LOS
RODAMIENTOS
Los rodamientos o cojinetes de bolas( rodillos, agujas, etc) ayudan a
alargar la vida útil de muchos de nuestros equipos y máquinas
industriales que poseen elementos y piezas en rotación, transmisiones,
reductores, trenes rodantes, etc. Sin embargo, un mal mantenimiento de los
mismos puede generar múltiples problemas, como bajo rendimiento,
vibraciones y ruidos, aumento de la temperatura de funcionamiento,
desajustes en cadenas y correas de tracción e incluso paradas por
rotura.
COMO MANTENER LOS RODAMIENTOS
Una vez más debemos decir que prevenir es mejor que curar, y todo lo que
podamos hacer antes por los rodamientos vendrá muy bien para el
funcionamiento correcto de los rodamientos y los equipos donde los
montemos. Es evidente que debemos comenzar por colocar, reemplazar y
utilizar tan sólo rodamientos adecuados a su ubicación y carga de
trabajo, tanto en tipo y tamaño, como en protección exterior y
lubricación.
LUBRICACION DE LOS RODAMIENTOS
Para que los rodamientos puedan funcionar de una manera fiable, deberán
estar adecuadamente lubricados con el fin de evitar el desgaste que
produce el contacto metálico directo entre los elementos rodantes, los
caminos de rodadura y las jaulas. Además, el lubricante evita el desgaste
y protege las superficies contra la corrosión.

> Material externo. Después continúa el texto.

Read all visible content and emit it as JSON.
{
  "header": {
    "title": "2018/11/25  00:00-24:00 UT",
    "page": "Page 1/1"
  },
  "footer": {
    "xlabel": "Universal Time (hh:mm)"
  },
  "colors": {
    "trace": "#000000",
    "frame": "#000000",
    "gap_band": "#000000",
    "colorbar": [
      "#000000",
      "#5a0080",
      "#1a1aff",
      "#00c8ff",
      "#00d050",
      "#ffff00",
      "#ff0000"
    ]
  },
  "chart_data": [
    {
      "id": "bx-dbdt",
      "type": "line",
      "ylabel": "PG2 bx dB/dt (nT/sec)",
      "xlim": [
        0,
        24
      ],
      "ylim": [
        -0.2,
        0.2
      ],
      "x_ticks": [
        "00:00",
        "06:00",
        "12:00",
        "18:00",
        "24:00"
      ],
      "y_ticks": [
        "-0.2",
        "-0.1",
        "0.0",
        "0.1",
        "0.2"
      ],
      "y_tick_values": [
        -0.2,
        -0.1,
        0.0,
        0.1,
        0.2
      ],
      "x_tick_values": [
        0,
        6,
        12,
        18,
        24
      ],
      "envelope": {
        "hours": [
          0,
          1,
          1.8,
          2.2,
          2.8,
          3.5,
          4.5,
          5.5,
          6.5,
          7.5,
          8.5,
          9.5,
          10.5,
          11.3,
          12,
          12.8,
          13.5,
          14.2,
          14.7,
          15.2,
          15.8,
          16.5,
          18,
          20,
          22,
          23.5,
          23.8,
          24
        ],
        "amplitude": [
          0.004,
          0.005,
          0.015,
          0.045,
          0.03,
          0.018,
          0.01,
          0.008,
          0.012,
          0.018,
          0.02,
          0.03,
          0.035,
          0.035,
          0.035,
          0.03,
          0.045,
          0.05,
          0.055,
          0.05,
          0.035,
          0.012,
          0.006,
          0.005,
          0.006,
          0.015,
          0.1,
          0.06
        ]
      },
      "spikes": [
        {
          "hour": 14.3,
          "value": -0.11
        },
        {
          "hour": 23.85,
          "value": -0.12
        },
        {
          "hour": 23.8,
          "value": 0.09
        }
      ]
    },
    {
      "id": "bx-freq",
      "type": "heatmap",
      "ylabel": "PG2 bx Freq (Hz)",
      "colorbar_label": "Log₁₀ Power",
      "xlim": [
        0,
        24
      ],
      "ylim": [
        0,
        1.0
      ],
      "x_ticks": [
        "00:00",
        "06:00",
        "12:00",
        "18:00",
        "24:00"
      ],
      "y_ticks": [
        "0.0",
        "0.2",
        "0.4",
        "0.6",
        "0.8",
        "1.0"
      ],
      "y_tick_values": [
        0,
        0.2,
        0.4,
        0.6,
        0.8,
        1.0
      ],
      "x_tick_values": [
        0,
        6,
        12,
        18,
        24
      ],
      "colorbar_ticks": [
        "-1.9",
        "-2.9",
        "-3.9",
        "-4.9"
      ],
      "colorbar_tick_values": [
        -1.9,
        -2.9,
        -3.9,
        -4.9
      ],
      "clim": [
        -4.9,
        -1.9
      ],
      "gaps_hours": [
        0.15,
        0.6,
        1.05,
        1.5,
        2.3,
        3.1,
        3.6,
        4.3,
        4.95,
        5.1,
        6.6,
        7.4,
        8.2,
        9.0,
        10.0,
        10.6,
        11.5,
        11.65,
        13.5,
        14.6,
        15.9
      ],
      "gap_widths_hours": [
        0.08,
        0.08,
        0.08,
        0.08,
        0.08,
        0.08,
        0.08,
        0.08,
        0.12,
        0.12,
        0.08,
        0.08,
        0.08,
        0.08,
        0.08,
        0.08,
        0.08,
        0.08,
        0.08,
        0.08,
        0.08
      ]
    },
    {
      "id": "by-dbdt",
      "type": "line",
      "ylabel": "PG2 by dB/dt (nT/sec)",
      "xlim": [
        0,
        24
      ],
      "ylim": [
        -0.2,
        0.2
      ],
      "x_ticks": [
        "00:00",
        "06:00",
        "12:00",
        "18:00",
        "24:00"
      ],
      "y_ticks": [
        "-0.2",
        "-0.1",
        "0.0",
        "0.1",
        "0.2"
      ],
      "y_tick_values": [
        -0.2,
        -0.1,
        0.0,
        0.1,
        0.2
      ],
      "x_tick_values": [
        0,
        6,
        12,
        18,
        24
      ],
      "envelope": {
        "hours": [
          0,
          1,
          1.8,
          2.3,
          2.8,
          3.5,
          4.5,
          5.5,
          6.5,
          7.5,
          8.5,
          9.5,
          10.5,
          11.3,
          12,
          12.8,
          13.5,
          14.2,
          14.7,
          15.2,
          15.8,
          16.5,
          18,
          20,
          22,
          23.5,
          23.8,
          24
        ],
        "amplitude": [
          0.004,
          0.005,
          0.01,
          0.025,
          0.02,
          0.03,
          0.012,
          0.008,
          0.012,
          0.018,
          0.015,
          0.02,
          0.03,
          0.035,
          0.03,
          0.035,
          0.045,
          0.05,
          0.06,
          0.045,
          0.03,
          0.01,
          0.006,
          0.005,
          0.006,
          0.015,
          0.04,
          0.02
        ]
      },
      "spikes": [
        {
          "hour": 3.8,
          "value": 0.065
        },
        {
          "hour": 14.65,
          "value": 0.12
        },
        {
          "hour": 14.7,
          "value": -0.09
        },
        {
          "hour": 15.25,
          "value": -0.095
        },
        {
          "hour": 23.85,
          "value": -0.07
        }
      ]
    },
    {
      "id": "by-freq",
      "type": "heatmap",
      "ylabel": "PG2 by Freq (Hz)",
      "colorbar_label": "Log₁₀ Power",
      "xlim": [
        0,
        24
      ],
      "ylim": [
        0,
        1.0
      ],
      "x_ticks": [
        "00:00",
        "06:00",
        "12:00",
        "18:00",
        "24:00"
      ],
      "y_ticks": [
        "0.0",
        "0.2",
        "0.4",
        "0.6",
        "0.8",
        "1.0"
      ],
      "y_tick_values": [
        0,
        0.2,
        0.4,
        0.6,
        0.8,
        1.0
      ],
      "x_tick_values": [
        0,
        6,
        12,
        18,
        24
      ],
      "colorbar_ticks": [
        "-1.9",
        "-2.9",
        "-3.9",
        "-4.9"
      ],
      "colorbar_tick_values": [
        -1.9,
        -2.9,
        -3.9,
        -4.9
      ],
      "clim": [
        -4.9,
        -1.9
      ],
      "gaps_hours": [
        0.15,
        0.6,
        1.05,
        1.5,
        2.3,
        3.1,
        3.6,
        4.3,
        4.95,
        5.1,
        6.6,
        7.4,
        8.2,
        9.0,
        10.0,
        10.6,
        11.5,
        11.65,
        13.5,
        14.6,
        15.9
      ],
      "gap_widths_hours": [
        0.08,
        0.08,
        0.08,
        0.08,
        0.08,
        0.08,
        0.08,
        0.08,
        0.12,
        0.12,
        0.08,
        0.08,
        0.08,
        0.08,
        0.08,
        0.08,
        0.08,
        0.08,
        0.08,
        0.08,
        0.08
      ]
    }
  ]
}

Por ello, será importante
la elección del lubricante y el método de lubricación más adecuado
para cada aplicación. El aceite o grasa lubricante perderá gradualmente
sus propiedades de lubricación a causa del trabajo mecánico, la
temperatura, el envejecimiento y la acumulación de suciedad. Por tanto,
es muy importante reponer o renovar la grasa y filtrar y cambiar el aceite
a intervalos regulares. LIMPIEZA
DE LOS RODAMIENTOS
A pesar del uso de rodamientos adecuados, de protegerlos de la suciedad lo
mejor posible, y lubricarlos, cada cierto tiempo es posible que
necesitemos limpiar los rodamientos de un equipo o máquina. Para ello, lo
más adecuado será desmontarlos, siempre que se pueda, aprovechando para
ello otras tareas de mantenimiento que nos permitan llegar hasta su
ubicación. Una vez desmontados con cuidado de no dañarlos, procederemos
a limpiarlos con disolvente, para eliminar todos los restos de suciedad,
grasas secas, etc. Si el tamaño lo permite, lo ideal será sumergir el
rodamiento totalmente en un contenedor con disolvente, dejando unos
minutos que la suciedad se ablande, ayudando a continuación con un pincel
o brocha. Una vez bien limpios será posible revisar y analizar su estado
de uso, sus holguras, desgaste, etc para decidir si deben ser sustituidos
o no. 
Es muy importante, tras el lavado, no dejar secar el rodamiento al aire,
sino lubricarlo lo antes posible, dado que podría oxidarse muy
rápidamente. Obviamente, este proceso de limpieza se refiere básicamente
a los rodamientos abiertos, sin protección. Los rodamientos obturados (
ZZ, blindados, cerrados, protegidos, etc ) con protección integrales a
ambos lados se suministran engrasados por parte del fabricante, superando
la vida útil de la grasa interna a la duración de los propios
rodamientos, por lo que, exceptuando algunas excepciones, no se usaría
limpieza y/o lubricación para este tipo de rodamientos.